1 Trecho da ementa deste Acórdão: “Para justificar o excepcionalíssimo não cumprimento do dever de nomeação por parte da Administração Pública, é necessário que a situação justificadora seja dotada das seguintes características: a) Superveniência: os eventuais fatos ensejadores de uma situação excepcional devem ser necessariamente posteriores à publicação do edital do certame público; b) Imprevisibilidade: a situação deve ser determinada por circunstâncias extraordinárias, imprevisíveis à época da publicação do edital; c) Gravidade: os acontecimentos extraordinários e imprevisíveis devem ser extremamente graves, implicando onerosidade excessiva, dificuldade ou mesmo impossibilidade de cumprimento efetivo das regras do edital; d) Necessidade: a solução drástica e excepcional de não cumprimento do dever de nomeação deve ser extremamente necessária, de forma que a Administração somente pode adotar tal medida quando absolutamente não existirem outros meios menos gravosos para lidar com a situação excepcional e imprevisível. De toda forma, a recusa de nomear candidato aprovado dentro do número de vagas deve ser devidamente motivada e, dessa forma, passível de controle pelo Poder Judiciário”.

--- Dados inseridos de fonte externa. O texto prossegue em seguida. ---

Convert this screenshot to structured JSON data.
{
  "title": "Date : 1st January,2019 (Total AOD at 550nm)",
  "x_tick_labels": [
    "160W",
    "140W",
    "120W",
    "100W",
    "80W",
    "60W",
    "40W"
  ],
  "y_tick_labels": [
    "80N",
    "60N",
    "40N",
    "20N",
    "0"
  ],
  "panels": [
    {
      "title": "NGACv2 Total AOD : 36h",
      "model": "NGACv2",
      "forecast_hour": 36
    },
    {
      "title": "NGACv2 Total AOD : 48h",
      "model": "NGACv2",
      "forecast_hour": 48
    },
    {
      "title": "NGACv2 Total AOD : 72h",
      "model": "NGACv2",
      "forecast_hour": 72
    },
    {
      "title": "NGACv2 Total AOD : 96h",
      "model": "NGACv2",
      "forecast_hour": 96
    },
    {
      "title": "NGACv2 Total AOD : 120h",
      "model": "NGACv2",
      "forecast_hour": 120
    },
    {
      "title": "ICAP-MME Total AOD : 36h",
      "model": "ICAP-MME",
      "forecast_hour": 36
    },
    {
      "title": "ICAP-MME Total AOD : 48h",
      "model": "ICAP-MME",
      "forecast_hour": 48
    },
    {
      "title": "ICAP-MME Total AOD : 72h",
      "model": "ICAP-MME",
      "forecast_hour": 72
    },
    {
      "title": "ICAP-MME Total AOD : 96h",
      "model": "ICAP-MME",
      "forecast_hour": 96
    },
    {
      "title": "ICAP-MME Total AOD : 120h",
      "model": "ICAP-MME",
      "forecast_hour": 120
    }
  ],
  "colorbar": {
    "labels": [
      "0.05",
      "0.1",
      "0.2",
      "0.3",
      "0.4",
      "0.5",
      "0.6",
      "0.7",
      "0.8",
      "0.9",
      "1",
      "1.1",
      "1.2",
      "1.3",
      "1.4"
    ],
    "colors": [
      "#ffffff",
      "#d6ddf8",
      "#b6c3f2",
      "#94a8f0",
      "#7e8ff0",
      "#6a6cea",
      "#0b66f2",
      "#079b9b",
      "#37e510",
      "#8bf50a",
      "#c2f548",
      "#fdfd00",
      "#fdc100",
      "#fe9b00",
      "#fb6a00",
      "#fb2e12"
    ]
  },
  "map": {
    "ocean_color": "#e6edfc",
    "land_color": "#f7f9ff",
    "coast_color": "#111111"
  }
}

2 O caso concreto abordou situação em que a candidata apenas assumiu o cargo público no final de 2002, depois do encerramento da demanda judicial, enquanto os demais aprovados em classificação semelhante assumiram em agosto de 2001. Logo, a discussão era se a demandante teria ou não direito à indenização em relação ao período em que ficou fora do serviço público.

3 No mesmo sentido: AgInt no REsp 1609835 (STJ – 1ª Turma – Rel. Min. Regina Helena Costa – J. em 3.4.18).

José Henrique Mouta
Mestre e Doutor (UFPA), com estágio em pós-doutoramento pela Faculdade de Direito da Universidade de Lisboa. Professor do IDP (DF) e Cesupa (PA). Procurador do Estado do Pará e advogado.